File metadata and controls

451 lines (346 loc) · 20.7 KB

There are two mutually-exclusive methods to set the Postgres Operator configuration.

  • ConfigMaps-based, the legacy one. The configuration is supplied in a key-value configmap, defined by the CONFIG_MAP_NAME environment variable. Non-scalar values, i.e. lists or maps, are encoded in the value strings using the comma-based syntax for lists and coma-separated key:value syntax for maps. String values containing ':' should be enclosed in quotes. The configuration is flat, parameter group names below are not reflected in the configuration structure. There is an example

  • CRD-based configuration. The configuration is stored in a custom YAML manifest. The manifest is an instance of the custom resource definition (CRD) called OperatorConfiguration. The operator registers this CRD during the start and uses it for configuration if the operator deployment manifest sets the POSTGRES_OPERATOR_CONFIGURATION_OBJECT env variable to a non-empty value. The variable should point to the postgresql-operator-configuration object in the operator's namespace.

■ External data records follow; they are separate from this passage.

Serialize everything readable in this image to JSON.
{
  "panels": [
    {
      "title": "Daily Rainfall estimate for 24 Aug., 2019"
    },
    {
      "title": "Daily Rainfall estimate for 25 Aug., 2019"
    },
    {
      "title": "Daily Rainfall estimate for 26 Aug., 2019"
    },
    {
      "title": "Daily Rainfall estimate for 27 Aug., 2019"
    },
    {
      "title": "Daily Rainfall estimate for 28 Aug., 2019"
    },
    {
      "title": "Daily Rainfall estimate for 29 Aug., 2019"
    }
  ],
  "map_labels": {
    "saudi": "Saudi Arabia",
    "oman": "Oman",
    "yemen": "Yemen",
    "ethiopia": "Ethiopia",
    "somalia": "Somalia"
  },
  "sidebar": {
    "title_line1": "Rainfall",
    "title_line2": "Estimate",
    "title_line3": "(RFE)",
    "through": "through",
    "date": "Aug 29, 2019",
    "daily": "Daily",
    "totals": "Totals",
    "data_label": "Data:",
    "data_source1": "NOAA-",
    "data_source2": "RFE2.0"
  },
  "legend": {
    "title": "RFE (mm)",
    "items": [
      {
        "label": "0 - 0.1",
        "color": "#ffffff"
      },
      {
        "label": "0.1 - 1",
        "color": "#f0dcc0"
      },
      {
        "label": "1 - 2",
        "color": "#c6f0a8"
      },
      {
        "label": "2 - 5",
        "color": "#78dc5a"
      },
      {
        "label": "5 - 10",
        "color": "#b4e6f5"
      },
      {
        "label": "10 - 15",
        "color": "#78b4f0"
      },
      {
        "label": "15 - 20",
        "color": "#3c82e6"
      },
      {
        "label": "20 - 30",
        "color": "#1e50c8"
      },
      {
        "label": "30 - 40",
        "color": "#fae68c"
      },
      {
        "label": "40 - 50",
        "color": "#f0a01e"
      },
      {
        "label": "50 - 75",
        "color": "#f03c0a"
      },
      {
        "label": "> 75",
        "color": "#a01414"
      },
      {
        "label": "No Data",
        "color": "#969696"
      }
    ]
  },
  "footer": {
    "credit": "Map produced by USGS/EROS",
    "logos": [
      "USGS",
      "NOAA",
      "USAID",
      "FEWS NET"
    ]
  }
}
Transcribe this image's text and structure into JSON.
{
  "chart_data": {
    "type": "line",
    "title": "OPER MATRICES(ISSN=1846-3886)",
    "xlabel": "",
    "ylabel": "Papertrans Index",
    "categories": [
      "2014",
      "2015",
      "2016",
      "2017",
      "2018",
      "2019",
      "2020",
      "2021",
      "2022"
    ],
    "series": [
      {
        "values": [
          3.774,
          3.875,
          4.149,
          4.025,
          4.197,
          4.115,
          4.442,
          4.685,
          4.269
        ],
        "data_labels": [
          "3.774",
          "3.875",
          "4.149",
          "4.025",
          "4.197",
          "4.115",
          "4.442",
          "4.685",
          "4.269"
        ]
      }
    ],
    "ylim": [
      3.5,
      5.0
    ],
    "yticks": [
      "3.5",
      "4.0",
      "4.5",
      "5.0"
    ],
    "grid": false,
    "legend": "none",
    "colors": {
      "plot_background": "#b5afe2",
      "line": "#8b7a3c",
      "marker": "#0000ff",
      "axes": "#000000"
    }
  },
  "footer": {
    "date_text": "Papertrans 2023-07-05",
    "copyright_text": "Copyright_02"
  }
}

    The CRD-based configuration is a regular YAML document; non-scalar keys are simply represented in the usual YAML way. There are no default values built-in in the operator, each parameter that is not supplied in the configuration receives an empty value. In order to create your own configuration just copy the default one and change it.

    To test the CRD-based configuration locally, use the following

    kubectl create -f manifests/operator-service-account-rbac.yaml
    kubectl create -f manifests/postgres-operator.yaml # set the env var as mentioned above
    kubectl create -f manifests/postgresql-operator-default-configuration.yaml
    kubectl get operatorconfigurations postgresql-operator-default-configuration -o yaml

    Note that the operator first registers the definition of the CRD OperatorConfiguration and then waits for an instance of the CRD to be created. In between these two event the operator pod may be failing since it cannot fetch the not-yet-existing OperatorConfiguration instance.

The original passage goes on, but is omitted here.